About the ultimate break-up, Peter felt they were doing well
enough, but it wasn’t like before. “Jimi wanted to get out from behind the
drums and sing. Ira wanted to try New York and was blaming me for L.A.” They
were back to opening for bands that had built reputations in their absence,
“which made sense, but we thought it was crazy. We wanted to headline like we
always had. We were so split apart, I’m sure it showed on stage.”
The band breaks up. “Ira tells me
the only reason I didn’t want to break up was because there was nothing else I
could do. Those words were the most motivating factor in my life.”
Candy still has money, so they go to England to connect
with the British musicians she had met in the California porn scene. They meet members of Queen. Peter auditions for the new Adam Ant
band, but nothing happens. They return to Richmond and buy a house in Church
Hill with the money that’s left, but they don’t know how to renovate it for
resale.
“Candy really loved the way Peter Headley (Vapor Rhinos) painted, so we
bought one of his paintings for $400. As a musician, Peter is a really good
painter.

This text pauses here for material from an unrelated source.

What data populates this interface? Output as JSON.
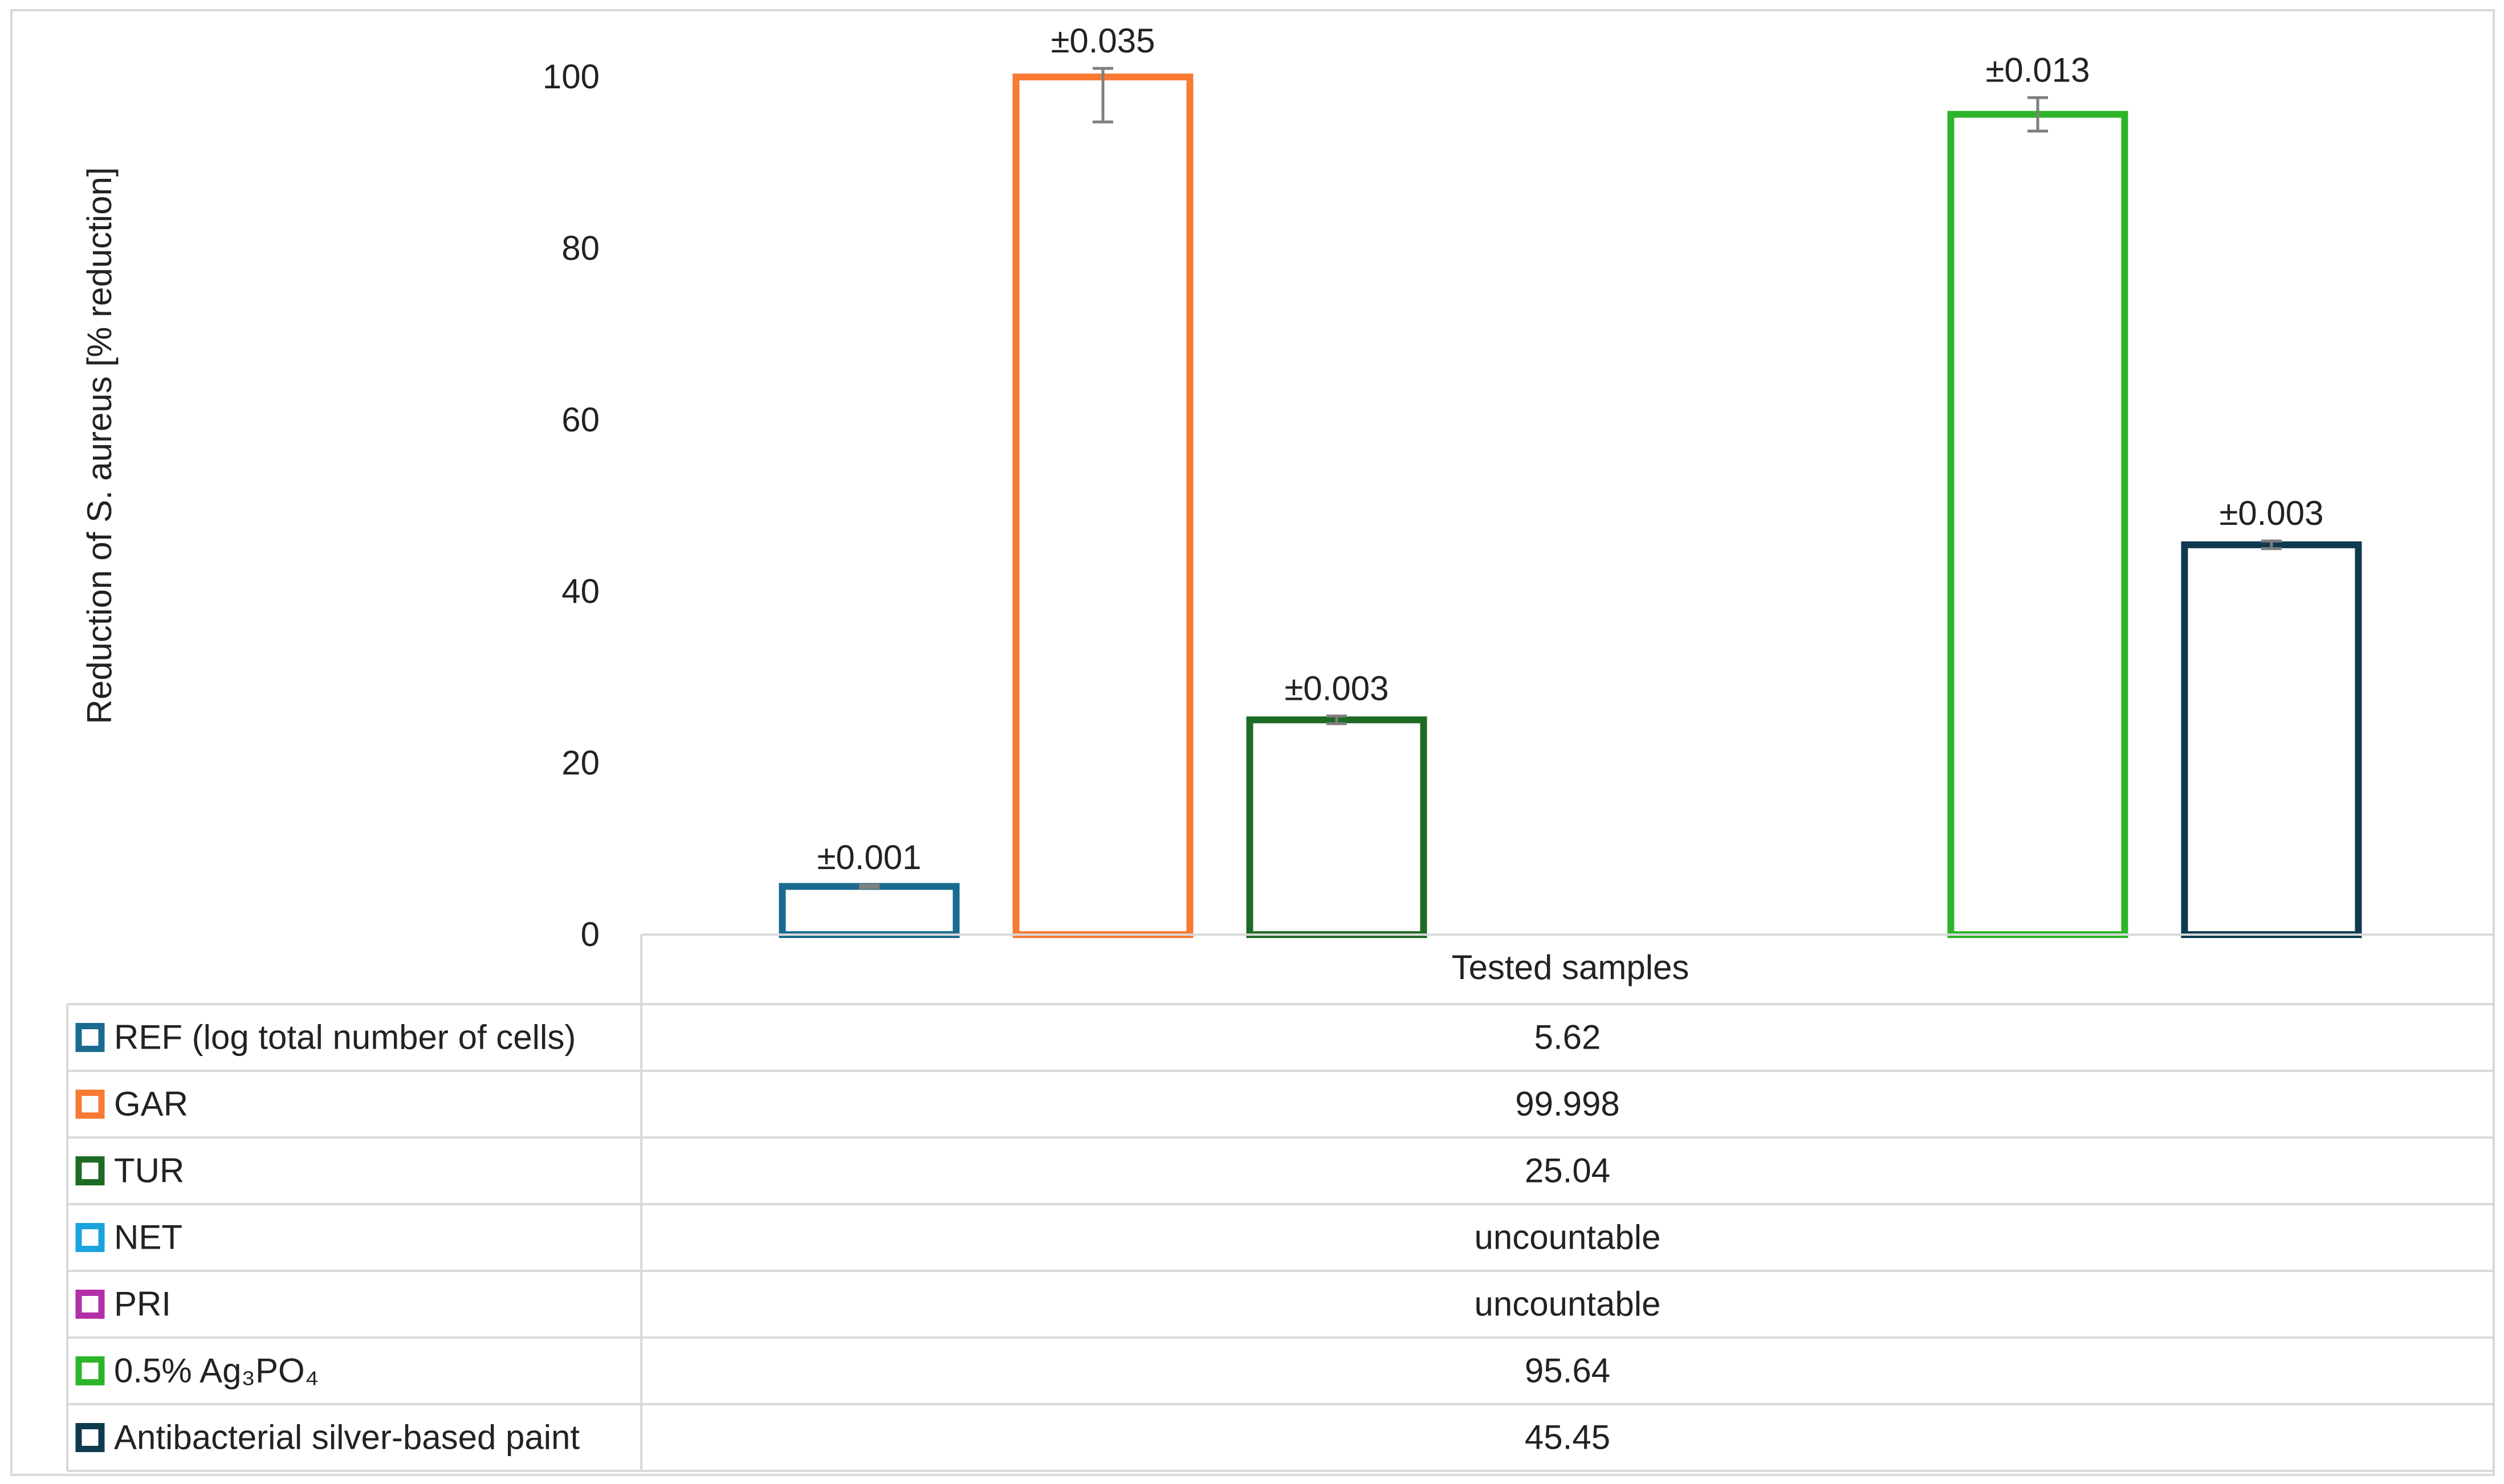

We struck up a friendship and he moved into the house as the
caretaker. We were living in an apartment. I hired all my friends to work on
the house, paying them way too much. Tons of musicians worked on that house.”
Eventually he ran out of money and had to leave the house to Candy.

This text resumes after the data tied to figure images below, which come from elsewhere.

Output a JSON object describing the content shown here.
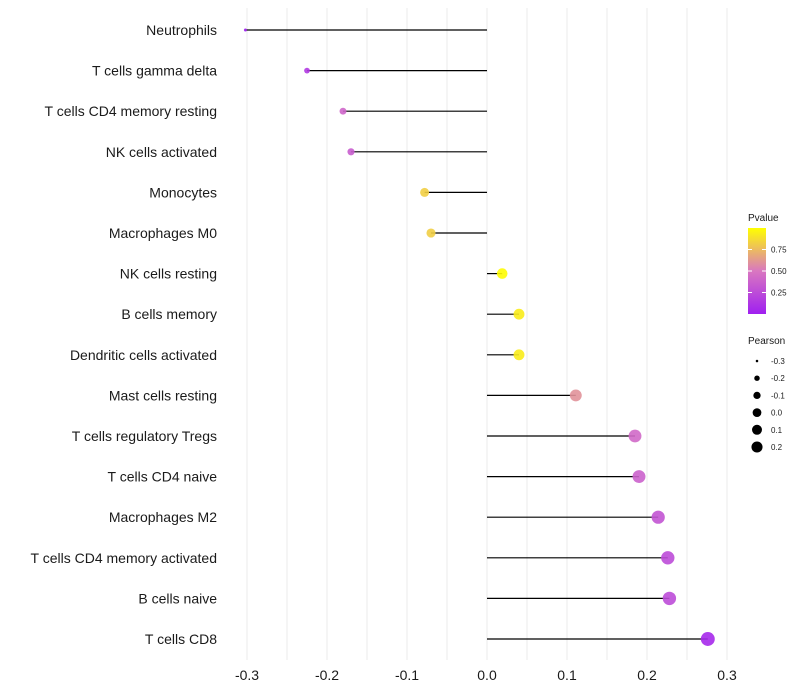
{
  "chart_data": {
    "type": "lollipop",
    "title": "",
    "xlabel": "",
    "ylabel": "",
    "xlim": [
      -0.32,
      0.32
    ],
    "x_ticks": [
      -0.3,
      -0.2,
      -0.1,
      0.0,
      0.1,
      0.2,
      0.3
    ],
    "x_tick_labels": [
      "-0.3",
      "-0.2",
      "-0.1",
      "0.0",
      "0.1",
      "0.2",
      "0.3"
    ],
    "grid": true,
    "categories": [
      "Neutrophils",
      "T cells gamma delta",
      "T cells CD4 memory resting",
      "NK cells activated",
      "Monocytes",
      "Macrophages M0",
      "NK cells resting",
      "B cells memory",
      "Dendritic cells activated",
      "Mast cells resting",
      "T cells regulatory  Tregs ",
      "T cells CD4 naive",
      "Macrophages M2",
      "T cells CD4 memory activated",
      "B cells naive",
      "T cells CD8"
    ],
    "values": [
      -0.302,
      -0.225,
      -0.18,
      -0.17,
      -0.078,
      -0.07,
      0.019,
      0.04,
      0.04,
      0.111,
      0.185,
      0.19,
      0.214,
      0.226,
      0.228,
      0.276
    ],
    "pvalues": [
      0.001,
      0.15,
      0.4,
      0.35,
      0.82,
      0.82,
      0.99,
      0.93,
      0.93,
      0.6,
      0.42,
      0.38,
      0.3,
      0.25,
      0.25,
      0.05
    ],
    "legend": {
      "color": {
        "title": "Pvalue",
        "ticks": [
          0.25,
          0.5,
          0.75
        ],
        "tick_labels": [
          "0.25",
          "0.50",
          "0.75"
        ],
        "range": [
          0.0,
          1.0
        ],
        "low_color": "#a020f0",
        "mid_color": "#d977c0",
        "high_color": "#ffff00"
      },
      "size": {
        "title": "Pearson",
        "values": [
          -0.3,
          -0.2,
          -0.1,
          0.0,
          0.1,
          0.2
        ],
        "labels": [
          "-0.3",
          "-0.2",
          "-0.1",
          "0.0",
          "0.1",
          "0.2"
        ]
      },
      "position": "right"
    }
  }
}
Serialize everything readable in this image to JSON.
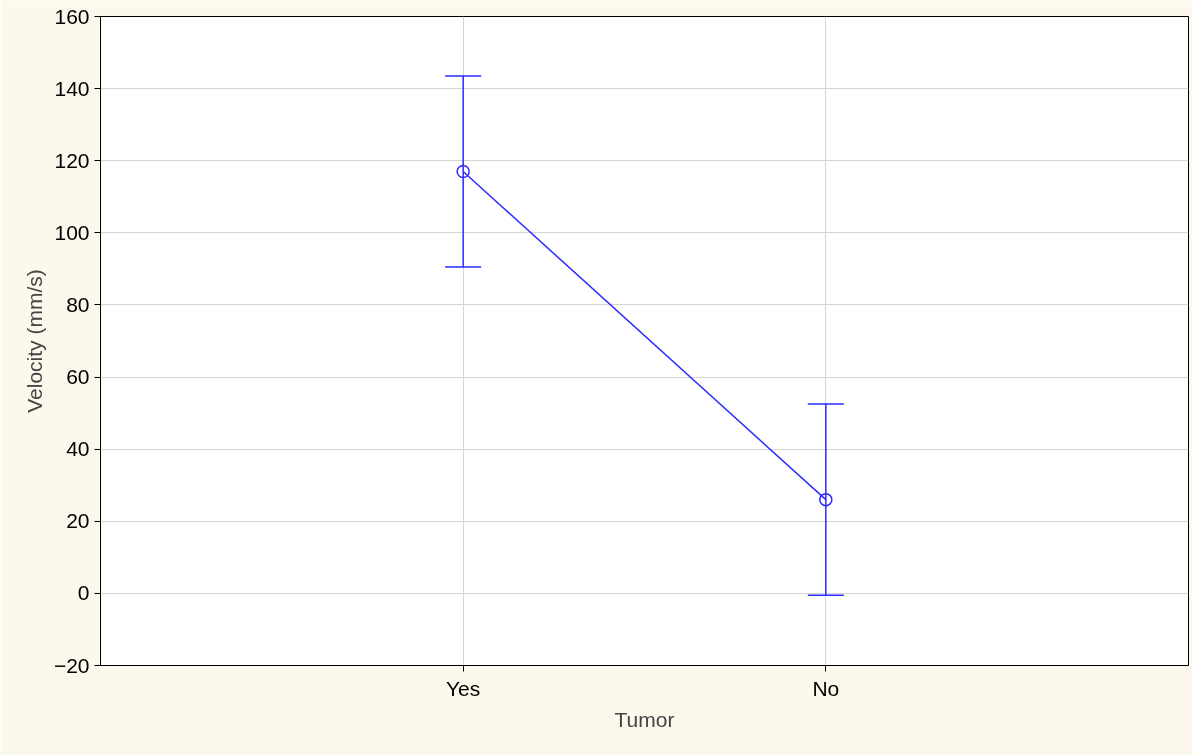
{
  "chart_data": {
    "type": "line",
    "xlabel": "Tumor",
    "ylabel": "Velocity (mm/s)",
    "categories": [
      "Yes",
      "No"
    ],
    "series": [
      {
        "color": "#2b2bff",
        "values": [
          117,
          26
        ],
        "errors": [
          26.5,
          26.5
        ]
      }
    ],
    "ylim": [
      -20,
      160
    ],
    "yticks": [
      -20,
      0,
      20,
      40,
      60,
      80,
      100,
      120,
      140,
      160
    ],
    "grid": true,
    "marker": "circle",
    "line_style": "solid"
  }
}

Starting over was a challenge. The Rage had been an exciting
time. “I didn’t mind all the ass-whippings. It was fun getting the attention. I
had learned to play when I was on top. We had the attitude and the talent, but
we didn’t have the chops. We changed the music scene in Richmond because so
many other bands got their start opening for The Rage.”
He advertises for musicians to form a new band. Lee Johnson,
another Open High student who drums in the band Kaos with Rock Coplin, is
dating Peter’s sister. She wants him in the new band. Peter meets guitarist JJ
Loehr, and the three form Bam Bam, named after Lee’s dog.

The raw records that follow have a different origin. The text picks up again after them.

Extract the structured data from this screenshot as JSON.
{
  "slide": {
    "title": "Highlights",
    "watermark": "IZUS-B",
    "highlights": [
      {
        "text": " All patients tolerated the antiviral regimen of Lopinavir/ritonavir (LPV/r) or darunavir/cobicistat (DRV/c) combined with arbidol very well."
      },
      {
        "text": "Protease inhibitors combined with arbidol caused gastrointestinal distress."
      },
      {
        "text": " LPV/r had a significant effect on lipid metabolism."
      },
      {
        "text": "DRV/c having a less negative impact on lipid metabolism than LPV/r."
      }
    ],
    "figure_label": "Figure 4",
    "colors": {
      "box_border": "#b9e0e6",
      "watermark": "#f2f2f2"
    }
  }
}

“JJ can really write songs, but the band wasn’t getting any
better. I didn’t appreciate his talent at the time, but he became my best
friend. That band never played out. We didn’t have a good singer.”
Then Peter found Johnny Procter, “a white soul guy who
worshipped Prince and James Brown, an amazing performer.” But Procter didn’t
want to sing in Bam Bam, so they reformed with other musician friends as Erol
Flynn.
“We wore silly outfits, which I was used to, Prince-like
stuff, trench coats, tons of make-up, stuff in our hair. We did the funk thing.
Duran Duran was out and I was into that. We played the 538 Club, which used to
be Kosmos, Hard Times, Benny’s. Candy was our manager."
Now it’s 1983 and they are recording. Johnny, Peter and Lee
are writing songs, and Candy is fighting with Johnny. “We’re getting ready to
play a big show at Benny’s on Halloween. Iggy Pop is at the Mosque and
everybody is going to come over to Benny’s afterward. Candy and
Johnny get into a big fight and he quits on the spot. That’s the end of the
band. Lee and I are out in the cold.”
About the same time, Mark Lewis of The Dads has a falling
out with his band. Steve Fisher, a keyboard player, leaves Glad Core, Johnny
Hott’s band. “I always wanted to play with Mark. I wanted him to be the fourth
member of The Rage, and it would have made a big difference, but he got into
Single Bullet Theory. We met at Lee’s house and jammed. Everybody had songs we
wanted to record, so we agreed to learn each other’s songs, split the costs,
and record as the sidemen for each other. We’d all leave with three-song demo
tapes. So we’re jamming at my mother’s house on Hanover Street, and in no time,
we learn all the songs and realize we’re a band right there. We’ve got a band.
Why make tapes to find a band when we are one? We played our first show at
Rockitz and got a great response.”
They thought about calling themselves Faust 19, “the worst
band name ever, but we wanted a name with a number in it. We had originally
gotten together on Oct. 10, so we named the band Ten Ten.”